The game had, therefore, seemed like a foregone conclusion even before a ball was bowled. That could have all changed had Pakistan's impressive pace attack made inroads early on. However, that hope was negated by a sublime knock from the modern great Rohit Sharma, and India were on their way to a gargantuan total.
Sharma caressed the ball with his God-gifted timing and Kohli showed his class and maturity to complete the task.
Nothing changed in the second innings. While Pakistan fielded five bowlers, including two spinners, they could hardly match up in quality to the zip and turn brought to the table by Kuldeep Yadav and, to an extent, Yuzvendra Chahal.
Form doesn't always matter
Things could have been different though.

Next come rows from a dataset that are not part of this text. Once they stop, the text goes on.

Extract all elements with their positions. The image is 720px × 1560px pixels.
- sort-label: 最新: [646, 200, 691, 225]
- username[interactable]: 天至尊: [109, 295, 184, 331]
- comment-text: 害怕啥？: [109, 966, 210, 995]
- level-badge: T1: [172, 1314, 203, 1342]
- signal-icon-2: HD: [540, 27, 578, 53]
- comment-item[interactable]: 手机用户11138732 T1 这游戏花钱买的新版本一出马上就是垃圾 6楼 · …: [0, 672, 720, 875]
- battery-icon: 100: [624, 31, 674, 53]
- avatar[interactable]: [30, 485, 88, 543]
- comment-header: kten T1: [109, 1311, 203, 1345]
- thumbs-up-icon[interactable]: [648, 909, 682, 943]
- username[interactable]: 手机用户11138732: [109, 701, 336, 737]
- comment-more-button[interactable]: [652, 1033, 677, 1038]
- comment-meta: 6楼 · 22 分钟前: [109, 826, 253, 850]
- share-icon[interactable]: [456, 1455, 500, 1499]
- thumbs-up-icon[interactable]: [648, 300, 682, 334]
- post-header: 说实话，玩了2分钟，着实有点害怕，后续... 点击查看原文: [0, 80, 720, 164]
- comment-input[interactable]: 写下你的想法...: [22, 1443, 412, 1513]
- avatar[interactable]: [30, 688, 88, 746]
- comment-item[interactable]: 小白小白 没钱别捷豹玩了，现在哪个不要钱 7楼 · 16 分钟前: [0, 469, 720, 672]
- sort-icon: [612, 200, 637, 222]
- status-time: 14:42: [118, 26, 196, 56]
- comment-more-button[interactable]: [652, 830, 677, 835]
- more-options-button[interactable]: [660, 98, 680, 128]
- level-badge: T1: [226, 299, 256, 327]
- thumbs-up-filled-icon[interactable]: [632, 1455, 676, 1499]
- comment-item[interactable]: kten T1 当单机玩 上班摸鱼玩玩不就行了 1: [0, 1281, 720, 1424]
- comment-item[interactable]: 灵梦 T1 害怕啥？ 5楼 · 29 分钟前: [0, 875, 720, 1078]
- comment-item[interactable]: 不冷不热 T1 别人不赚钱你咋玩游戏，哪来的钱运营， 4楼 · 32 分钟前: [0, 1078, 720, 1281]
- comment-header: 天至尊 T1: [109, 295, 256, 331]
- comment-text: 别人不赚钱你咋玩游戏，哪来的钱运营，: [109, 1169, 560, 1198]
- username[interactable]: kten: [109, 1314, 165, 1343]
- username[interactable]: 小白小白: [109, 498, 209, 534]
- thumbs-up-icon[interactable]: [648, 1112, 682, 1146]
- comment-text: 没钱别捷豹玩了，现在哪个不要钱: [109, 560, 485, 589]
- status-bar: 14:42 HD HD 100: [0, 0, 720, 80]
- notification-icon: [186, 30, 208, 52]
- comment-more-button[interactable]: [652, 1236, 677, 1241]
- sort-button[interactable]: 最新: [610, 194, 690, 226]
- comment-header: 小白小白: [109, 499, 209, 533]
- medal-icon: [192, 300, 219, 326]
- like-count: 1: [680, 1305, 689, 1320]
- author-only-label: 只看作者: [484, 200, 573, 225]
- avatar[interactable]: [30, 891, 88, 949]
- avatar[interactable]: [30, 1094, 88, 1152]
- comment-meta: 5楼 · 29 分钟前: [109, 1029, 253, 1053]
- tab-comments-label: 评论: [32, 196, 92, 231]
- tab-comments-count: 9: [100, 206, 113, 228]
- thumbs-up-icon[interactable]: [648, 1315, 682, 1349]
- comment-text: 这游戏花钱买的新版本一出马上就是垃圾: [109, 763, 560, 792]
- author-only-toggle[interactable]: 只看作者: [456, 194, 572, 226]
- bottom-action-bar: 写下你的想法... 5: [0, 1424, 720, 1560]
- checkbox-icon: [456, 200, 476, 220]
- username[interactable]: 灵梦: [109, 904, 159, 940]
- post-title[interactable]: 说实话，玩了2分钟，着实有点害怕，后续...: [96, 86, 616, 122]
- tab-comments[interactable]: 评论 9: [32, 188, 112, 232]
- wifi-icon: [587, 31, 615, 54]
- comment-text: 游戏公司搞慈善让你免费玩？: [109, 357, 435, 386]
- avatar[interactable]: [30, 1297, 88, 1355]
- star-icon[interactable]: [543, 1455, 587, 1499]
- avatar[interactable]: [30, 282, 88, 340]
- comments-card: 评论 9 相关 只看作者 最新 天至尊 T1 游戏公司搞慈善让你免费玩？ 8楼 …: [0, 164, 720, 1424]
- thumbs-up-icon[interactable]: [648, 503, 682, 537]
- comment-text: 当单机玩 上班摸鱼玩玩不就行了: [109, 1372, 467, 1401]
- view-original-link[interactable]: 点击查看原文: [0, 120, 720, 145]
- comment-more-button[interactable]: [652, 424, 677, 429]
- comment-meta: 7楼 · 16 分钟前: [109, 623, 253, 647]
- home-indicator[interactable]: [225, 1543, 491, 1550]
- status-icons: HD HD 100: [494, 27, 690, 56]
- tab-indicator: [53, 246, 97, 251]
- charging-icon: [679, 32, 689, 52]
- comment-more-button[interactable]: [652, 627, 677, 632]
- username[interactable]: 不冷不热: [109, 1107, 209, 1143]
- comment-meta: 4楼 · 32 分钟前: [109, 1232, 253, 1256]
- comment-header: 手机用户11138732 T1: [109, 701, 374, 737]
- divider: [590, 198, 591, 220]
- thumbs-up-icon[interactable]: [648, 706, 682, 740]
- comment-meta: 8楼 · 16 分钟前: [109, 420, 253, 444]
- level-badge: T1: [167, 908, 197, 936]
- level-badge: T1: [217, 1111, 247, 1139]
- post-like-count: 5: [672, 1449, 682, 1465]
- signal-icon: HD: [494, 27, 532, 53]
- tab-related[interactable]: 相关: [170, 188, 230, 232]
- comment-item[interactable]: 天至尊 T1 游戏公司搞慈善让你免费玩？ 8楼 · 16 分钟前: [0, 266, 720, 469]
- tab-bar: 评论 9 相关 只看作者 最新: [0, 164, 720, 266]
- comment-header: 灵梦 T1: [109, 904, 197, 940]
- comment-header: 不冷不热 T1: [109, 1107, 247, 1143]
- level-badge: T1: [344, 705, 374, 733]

India had entered as the favorites in another ICC tournament match, the Champions Trophy final in 2017, whereas Pakistan had been the surprise entrant into the final, having come into the tournament as the lowest-ranked side. They still put in an all-round show to record a famous victory that day.
However, there was no encore at Old Trafford on Sunday. India, even sans the prolific Shikhar Dhawan, were just a lot better than a mediocre Pakistan side that rarely showed any signs of putting up a fight.
Fearsome in the past
Gone are the days when a Pakistan team featured ace bowlers like Wasim Akram and Waqar Younis and brilliant batsmen like Saeed Anwar and Inzamam-ul-Haq. Those were the days when an Indo-Pak rivalry set the pulses racing for fans of both sides.
With international matches at home venues all but stopped due to terrorist threats and occasional crises at the board level, Pakistan cricket has really taken a hit in recent years.
They are clearly a side that is in a rebuilding phase and none of their players, despite the evident talent on display, are global household names anymore - something unthinkable of past Pakistan sides. The current India team, on the other hand, is full of the best in the business.
The 7-0 scoreline in World Cups might only get worse if Pakistan fail to regain some vestige of their former glory. Even the head-to-head record, where they still hold the edge, might soon change in favor of India.
While fans of the men in blue would love for that to happen, cricket in general might be left poorer if the rivalry fails to regain its past glory.